Antark

Antark: Chapter Twenty-Two

“Anthony, has anyone tried hailing that thing yet?”

“That was the first thing we tried,” Captain Nweke said. “No response yet; we may not have their channel.”

“Standard ship-to-shore; shouldn’t be any question.”

“Captain van Rhijn has them re-trying every ten minutes,” Anthony said. “Since they’re not displaying any hostile intent…”

The radio barked; it was Roos. “Ops to Captain Nweke; we have a contact. They identify as an as-yet-unnamed vessel offered in donation to the Antark Federation.”

“Offered by whom?” McGee said, bewildered, but Nweke wasn’t transmitting for Ops to hear.

“Jesus,” said Willie Ortiz.

“Regent?”

“I can answer that question, Danny,” Ortiz half-mumbled. “I was in conference with the Canadian Prime Minister about eight months ago, and the topic came up of what we’d do for seaborne patrol and defense. I said that it wasn’t something we were able to address right then; eventually, I’d assumed, we pay to take a retired icebreaker off someone’s hands.”

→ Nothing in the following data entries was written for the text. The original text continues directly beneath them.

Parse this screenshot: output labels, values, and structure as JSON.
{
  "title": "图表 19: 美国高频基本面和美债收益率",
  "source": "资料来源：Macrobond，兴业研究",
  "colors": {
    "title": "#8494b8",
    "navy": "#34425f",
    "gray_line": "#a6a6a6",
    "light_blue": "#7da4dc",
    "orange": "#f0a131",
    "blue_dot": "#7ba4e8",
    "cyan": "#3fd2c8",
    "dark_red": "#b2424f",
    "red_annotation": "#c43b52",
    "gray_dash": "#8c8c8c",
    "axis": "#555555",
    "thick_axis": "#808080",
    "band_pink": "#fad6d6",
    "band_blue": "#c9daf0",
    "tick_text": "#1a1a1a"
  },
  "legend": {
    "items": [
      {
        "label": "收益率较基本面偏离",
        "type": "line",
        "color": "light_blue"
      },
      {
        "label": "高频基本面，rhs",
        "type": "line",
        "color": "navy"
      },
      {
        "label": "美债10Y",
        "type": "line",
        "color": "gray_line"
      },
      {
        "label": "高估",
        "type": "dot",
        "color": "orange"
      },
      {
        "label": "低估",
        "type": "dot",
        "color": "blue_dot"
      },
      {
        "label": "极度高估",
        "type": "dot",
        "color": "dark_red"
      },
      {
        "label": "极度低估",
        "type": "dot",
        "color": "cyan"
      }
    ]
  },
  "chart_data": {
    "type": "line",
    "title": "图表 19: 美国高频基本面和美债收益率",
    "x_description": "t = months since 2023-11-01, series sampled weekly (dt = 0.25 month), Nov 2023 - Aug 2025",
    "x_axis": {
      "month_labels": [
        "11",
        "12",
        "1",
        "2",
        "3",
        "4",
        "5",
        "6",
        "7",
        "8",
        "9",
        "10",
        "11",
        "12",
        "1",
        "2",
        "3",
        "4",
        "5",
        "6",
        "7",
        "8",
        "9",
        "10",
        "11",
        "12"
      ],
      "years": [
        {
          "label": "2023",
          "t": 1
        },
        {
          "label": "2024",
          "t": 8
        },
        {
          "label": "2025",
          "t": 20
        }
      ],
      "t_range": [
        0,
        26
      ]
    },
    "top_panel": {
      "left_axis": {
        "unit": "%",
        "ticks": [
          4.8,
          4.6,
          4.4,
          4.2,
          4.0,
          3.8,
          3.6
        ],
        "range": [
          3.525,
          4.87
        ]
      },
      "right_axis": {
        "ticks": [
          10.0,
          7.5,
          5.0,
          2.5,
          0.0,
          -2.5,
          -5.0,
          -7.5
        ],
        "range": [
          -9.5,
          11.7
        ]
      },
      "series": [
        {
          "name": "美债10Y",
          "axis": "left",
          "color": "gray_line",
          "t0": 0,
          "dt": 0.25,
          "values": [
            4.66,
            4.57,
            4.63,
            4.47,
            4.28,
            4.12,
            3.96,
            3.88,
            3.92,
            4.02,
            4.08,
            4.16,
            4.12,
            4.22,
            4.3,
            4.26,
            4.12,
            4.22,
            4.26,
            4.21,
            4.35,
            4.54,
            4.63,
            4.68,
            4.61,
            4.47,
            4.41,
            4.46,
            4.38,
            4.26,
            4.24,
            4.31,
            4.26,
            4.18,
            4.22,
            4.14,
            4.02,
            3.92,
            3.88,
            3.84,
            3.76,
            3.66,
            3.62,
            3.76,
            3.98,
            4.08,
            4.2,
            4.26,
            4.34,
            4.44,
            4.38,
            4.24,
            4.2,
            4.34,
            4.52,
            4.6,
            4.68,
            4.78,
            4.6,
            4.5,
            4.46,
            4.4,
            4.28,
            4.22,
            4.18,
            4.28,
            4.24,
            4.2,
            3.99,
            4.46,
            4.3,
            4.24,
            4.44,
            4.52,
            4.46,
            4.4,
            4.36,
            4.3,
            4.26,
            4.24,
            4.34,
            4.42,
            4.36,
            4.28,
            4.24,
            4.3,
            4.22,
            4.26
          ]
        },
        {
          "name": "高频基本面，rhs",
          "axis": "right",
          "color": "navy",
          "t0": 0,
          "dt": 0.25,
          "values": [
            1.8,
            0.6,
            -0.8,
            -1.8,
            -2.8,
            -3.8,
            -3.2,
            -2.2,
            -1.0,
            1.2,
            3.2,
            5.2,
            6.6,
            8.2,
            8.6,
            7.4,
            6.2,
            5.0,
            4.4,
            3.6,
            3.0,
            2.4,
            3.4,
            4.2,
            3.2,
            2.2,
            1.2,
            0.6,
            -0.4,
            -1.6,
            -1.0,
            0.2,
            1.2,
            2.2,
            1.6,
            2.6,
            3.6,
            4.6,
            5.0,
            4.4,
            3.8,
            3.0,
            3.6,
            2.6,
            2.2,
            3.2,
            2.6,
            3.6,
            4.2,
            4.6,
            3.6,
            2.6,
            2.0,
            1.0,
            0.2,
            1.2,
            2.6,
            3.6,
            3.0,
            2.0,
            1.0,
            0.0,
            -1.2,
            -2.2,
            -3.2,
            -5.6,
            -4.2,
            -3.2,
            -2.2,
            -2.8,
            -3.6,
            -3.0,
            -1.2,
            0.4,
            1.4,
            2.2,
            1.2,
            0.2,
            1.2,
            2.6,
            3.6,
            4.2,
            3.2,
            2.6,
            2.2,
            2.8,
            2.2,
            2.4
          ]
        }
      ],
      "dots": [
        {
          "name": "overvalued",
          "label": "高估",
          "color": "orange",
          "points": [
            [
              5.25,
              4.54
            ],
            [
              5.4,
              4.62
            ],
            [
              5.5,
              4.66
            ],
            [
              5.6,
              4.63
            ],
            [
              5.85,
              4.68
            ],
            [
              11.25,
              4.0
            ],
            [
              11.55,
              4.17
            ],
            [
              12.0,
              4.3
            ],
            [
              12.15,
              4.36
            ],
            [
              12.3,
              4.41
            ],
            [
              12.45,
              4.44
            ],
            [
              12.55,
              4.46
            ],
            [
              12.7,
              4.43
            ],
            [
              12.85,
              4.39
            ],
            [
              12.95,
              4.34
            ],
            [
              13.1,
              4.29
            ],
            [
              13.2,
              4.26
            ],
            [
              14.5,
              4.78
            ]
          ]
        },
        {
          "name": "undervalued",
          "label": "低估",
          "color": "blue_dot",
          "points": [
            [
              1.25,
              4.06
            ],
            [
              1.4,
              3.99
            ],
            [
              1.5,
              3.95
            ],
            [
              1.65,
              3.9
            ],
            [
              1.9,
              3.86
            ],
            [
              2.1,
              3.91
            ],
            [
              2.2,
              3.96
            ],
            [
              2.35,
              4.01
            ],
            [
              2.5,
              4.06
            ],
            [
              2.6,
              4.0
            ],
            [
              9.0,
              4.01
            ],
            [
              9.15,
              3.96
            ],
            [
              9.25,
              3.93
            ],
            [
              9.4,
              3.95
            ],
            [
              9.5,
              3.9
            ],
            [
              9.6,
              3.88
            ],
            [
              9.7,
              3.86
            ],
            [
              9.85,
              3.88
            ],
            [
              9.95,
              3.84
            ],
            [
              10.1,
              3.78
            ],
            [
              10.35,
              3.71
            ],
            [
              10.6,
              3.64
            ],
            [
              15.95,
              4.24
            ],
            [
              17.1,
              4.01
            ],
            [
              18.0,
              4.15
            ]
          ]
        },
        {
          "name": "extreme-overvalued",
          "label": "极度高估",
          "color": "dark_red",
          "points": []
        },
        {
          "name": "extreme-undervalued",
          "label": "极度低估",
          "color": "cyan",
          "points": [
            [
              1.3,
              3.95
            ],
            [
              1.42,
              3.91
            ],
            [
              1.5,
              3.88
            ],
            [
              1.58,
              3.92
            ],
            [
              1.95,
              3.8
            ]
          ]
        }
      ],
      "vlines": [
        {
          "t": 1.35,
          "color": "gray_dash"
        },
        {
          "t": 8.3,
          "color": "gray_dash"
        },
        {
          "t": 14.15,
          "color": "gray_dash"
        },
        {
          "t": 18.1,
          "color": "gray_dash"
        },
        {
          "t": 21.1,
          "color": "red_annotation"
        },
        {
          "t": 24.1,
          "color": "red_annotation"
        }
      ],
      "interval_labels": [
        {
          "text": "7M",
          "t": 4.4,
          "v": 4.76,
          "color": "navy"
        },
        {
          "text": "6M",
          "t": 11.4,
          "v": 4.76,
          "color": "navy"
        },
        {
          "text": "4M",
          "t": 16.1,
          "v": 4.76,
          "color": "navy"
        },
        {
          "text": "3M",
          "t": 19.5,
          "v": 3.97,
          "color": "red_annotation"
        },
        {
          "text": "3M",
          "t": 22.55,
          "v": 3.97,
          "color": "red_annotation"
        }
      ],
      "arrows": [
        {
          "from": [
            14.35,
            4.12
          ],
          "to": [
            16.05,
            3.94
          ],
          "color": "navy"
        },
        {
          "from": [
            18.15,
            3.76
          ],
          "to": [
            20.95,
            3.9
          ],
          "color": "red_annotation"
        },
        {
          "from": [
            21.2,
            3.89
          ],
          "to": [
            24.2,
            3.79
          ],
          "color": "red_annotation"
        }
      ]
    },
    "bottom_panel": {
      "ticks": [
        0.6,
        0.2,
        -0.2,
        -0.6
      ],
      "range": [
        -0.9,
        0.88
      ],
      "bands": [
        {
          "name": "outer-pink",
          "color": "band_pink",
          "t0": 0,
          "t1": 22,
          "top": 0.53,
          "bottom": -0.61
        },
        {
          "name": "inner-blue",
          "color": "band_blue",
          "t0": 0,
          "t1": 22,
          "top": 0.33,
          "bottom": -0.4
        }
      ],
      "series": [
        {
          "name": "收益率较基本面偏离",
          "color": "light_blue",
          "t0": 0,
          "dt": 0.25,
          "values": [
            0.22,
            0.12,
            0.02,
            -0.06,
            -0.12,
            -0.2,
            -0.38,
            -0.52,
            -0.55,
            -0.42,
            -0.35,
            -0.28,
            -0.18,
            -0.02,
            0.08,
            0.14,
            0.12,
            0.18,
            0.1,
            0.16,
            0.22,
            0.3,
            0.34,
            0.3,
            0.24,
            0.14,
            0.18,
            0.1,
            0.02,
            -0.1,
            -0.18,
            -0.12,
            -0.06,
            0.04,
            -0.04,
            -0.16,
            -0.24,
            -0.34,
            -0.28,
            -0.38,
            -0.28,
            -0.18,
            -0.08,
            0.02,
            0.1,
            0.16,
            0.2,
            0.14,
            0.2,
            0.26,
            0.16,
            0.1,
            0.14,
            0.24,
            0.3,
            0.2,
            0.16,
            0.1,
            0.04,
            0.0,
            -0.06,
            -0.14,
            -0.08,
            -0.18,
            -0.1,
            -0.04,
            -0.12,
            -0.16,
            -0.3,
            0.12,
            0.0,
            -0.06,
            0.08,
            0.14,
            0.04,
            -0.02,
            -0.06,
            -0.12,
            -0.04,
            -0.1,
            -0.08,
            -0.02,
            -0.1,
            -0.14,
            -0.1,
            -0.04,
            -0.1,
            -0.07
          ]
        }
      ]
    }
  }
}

“This can’t be that, surely,” said McGee. “The Canadians wouldn’t just fucking give us a brand-new vessel; there’d be heads rolling all over Ottawa.”

“I know,” said Ortiz. “I’m as much in the dark as you.”

“Captain, please inform the Regent they’re requesting permission to dock.”

Ortiz looked at McGee in bemusement. “Your call, sir,” McGee shrugged. Willie looked over at Nweke and nodded silently.

“Permission is granted,” relayed Nweke to his radio. “Rainbow Bridge should still be open, but they may have to break some ice to get to it.”

“Acknowledged; will send docking instructions,” said van Rhijn. “Please stand by.”

Anthony mumbled something unintelligible, looking unamused. McGee noted it; probably more-or-less the same as was going through his own mind.

“Thinking about large wooden horses, Captain?” he asked with a half-smile. Nweke just nodded grimly. “Yeah,” McGee said. “Me too.”

He doubted anyone liked this a bit. An irresistible gift, offered without much option to decline. Who the hell is crewing that thing? he thought. Are the crew planning on staying? If so, where are we putting them? If not, how do they propose to get home for the winter?

The vessel was turning to port, slicing effortlessly through the still-solidifying sheet and gently making for land. Graceful, for such a big fucker, McGee thought. Then he noticed at last how cold he was feeling. They’d been out too long.

“Sir, we’re overexposed,” he said to Ortiz. “We need to make for shelter, now.”

“Who’s gonna handle the welcome wagon if we’re both inside?”

“Roos can bring out a team, sir,” offered Anthony Nweke. If I may recommend, a very large team, locked and loaded.”

“Make it happen,” nodded McGee. “We can meet them portside once we’ve thawed out.”

Nweke nodded. “Ops, please prepare two teams to relieve current watch. Make for portside at Rainbow Bridge… load three-inch armor-piercing slug. Over.”